È proibito piangere senza imparare, svegliarti la mattina senza sapere che fare, avere paura dei tuoi ricordi.

Ci sono ricordi che ti fanno sorridere.

Racconti di un passato remoto che ti portano le ventate di tenerezza di cui hai bisogno.

Pezzi di persone che non hai conosciuto, ma si riflettono nelle persone a cui vuoi bene, ne fanno una parte imprescindibile.

E poi ci sono ricordi amari, pericolosi come zucchero a velo nella gola, come respirare il talco.

Ricordi che ti fanno rischiare di non sentire più, di farti sanguinare fino a che non c’è più nulla nelle tue vene.

Cose passate che son talmente forti nel tuo presente da chiuderti ogni possibilità di futuro.

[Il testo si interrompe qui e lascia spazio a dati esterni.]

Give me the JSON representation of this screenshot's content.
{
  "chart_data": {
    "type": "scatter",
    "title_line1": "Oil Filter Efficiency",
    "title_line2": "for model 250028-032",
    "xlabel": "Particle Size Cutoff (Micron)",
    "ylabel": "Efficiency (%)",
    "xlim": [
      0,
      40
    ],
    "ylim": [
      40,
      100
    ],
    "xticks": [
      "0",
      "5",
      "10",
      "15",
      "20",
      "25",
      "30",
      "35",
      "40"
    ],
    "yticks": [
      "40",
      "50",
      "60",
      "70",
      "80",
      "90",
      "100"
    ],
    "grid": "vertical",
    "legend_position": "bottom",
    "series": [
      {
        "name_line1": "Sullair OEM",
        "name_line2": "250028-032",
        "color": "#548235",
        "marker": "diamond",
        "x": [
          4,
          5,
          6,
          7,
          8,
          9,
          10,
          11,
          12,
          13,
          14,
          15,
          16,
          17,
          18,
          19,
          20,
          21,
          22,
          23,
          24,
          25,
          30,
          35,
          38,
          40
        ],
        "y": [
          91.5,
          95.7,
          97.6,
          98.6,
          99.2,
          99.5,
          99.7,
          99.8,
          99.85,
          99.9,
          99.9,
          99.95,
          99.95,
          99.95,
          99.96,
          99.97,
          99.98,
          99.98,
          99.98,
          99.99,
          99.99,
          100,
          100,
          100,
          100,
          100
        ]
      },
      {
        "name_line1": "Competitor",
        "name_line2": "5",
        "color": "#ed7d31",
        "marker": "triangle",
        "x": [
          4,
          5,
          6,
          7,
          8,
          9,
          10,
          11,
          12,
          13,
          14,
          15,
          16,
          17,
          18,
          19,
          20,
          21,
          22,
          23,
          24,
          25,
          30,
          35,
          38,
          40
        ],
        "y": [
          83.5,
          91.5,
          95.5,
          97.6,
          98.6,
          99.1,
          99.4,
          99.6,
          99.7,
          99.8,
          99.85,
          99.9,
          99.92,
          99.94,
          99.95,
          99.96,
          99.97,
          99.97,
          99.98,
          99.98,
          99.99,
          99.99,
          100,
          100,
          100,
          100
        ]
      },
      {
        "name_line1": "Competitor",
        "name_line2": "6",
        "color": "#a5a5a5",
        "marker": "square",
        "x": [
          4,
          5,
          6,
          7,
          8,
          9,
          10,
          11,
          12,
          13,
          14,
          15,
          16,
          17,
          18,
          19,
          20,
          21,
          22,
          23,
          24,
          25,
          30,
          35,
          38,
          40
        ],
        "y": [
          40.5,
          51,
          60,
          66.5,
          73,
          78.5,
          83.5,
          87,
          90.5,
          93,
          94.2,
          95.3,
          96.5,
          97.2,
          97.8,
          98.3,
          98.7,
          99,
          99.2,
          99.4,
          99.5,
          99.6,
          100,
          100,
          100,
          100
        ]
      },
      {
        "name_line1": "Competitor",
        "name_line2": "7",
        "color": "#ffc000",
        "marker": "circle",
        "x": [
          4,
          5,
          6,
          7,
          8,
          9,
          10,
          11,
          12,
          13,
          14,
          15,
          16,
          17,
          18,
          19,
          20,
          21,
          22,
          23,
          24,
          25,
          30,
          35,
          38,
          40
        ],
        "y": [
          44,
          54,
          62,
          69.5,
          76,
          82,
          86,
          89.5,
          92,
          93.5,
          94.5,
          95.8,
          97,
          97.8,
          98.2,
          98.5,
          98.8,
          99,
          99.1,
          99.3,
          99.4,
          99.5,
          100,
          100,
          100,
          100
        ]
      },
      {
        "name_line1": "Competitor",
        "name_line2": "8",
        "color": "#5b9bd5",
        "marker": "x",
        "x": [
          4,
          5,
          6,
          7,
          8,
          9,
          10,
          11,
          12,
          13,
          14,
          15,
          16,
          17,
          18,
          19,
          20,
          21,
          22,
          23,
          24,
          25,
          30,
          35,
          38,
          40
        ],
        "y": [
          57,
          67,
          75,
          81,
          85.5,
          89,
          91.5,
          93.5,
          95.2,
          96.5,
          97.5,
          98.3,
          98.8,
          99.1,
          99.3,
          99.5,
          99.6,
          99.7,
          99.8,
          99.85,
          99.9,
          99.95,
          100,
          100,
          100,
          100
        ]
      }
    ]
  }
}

E poi la domanda, quella domanda che la tua coscienza ti impone, quella che ti sveglia la notte.

“Posso davvero fare qualcosa?”

Sì, puoi. Puoi ribellarti al fatto che quei ricordi ti facciano così male. Puoi considerarle cose passate, cose che hanno fatto in modo che tu sia quella che sei ora.

Eccheccavolo!, non sei certo la peggiore delle creature esistenti.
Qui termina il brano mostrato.